Herr Beck und der Zorn des Than

Stefan Benz
Film, Kunst & Kultur

Auf der Bühne spielen sie vor der Wahl Königsdramen. Aber das ist nichts gegen die blutigen Machtspiele in der Stadt. Der Superdezernent wirbelt, denn er will Oberbürgermeister werden. Also muss die Stadt ganz neu inszeniert werden. Da tagt das Parlament im Schauspielhaus, das Theater muss umziehen in die Kunsthalle und auf den Reiterhof. Doch der wirre Weg zum politischen Erfolg ist mit Leichen gepflastert. Der schläfrige Kritiker Justus Beck würde ja gerne bei Shakespeare ein Nickerchen halten. Doch das lebensgefährliche Stadt-Theater macht ihn hellwach.

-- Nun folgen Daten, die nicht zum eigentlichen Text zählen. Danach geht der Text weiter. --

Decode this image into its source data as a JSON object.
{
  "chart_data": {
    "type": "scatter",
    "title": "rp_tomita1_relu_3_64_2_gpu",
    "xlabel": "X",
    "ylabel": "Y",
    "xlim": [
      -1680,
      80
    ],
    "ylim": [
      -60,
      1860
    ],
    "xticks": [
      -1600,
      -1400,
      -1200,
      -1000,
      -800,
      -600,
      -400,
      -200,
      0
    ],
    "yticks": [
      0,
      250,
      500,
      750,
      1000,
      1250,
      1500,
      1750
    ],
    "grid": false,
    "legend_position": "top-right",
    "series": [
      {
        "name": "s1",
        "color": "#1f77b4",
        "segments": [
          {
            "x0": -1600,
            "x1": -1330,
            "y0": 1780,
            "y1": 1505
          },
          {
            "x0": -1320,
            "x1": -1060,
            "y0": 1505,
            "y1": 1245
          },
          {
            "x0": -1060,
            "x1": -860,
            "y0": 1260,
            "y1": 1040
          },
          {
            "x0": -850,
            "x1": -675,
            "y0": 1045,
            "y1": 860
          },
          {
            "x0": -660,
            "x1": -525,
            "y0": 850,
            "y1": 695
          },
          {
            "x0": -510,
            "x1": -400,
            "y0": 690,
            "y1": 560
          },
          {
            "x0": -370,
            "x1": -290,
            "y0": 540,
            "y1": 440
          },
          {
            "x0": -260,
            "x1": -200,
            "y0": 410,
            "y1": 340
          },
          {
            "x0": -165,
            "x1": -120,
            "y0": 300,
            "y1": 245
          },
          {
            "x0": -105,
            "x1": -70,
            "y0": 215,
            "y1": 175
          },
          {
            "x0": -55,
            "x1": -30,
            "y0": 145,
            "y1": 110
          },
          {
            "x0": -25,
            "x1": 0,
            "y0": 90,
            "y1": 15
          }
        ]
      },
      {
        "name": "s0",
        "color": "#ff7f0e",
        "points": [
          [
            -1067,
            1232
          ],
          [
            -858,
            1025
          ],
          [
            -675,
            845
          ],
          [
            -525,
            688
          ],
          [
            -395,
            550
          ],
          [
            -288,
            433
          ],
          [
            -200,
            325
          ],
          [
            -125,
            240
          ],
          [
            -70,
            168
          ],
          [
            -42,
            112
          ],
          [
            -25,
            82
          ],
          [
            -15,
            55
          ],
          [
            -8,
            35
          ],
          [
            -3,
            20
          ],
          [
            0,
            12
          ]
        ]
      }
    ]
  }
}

Also schaut er sich hinter den Kulissen um.
Der satirische Krimi „Theaterwut“ ist der zweite Teil einer Romantrilogie um Justus Beck, der Klassiker erklärt und Verbrechen aufklärt. „Theaterdurst“ heißt Teil eins.
 

Presseberichte

Vorhang auf zu "Theaterwut": Theaterkritiker im Mordsgetümmel

01.12.2019
 
„Man sollte dieses Buch „Theaterwut“ gleich im Doppelpack – nach dem ersten Teil „Theaterdurst“ – lesen und an die Liebsten verschenken.“
Giuseppe Russo erfreut sich an einem "Feuerwerk an Sprache und das oft in fast aberwitzigen Tempo". Er lobt "die rasante Story", die "von einer Katastrophe zur nächsten Unglaublichkeit" führt. "Dabei hat es Satzschöpfungen für die Ewigkeit .“
Nebenbei liefere „Theaterwut“ eine "schonungslose und nicht ganz unernst gemeinte Analyse von Möchtegern-Moderner-Stadtkulturpolitik". Auch satirische Bezüge zur Darmstadt, der Heimat des Autors, hat der Rezensent entdeckt.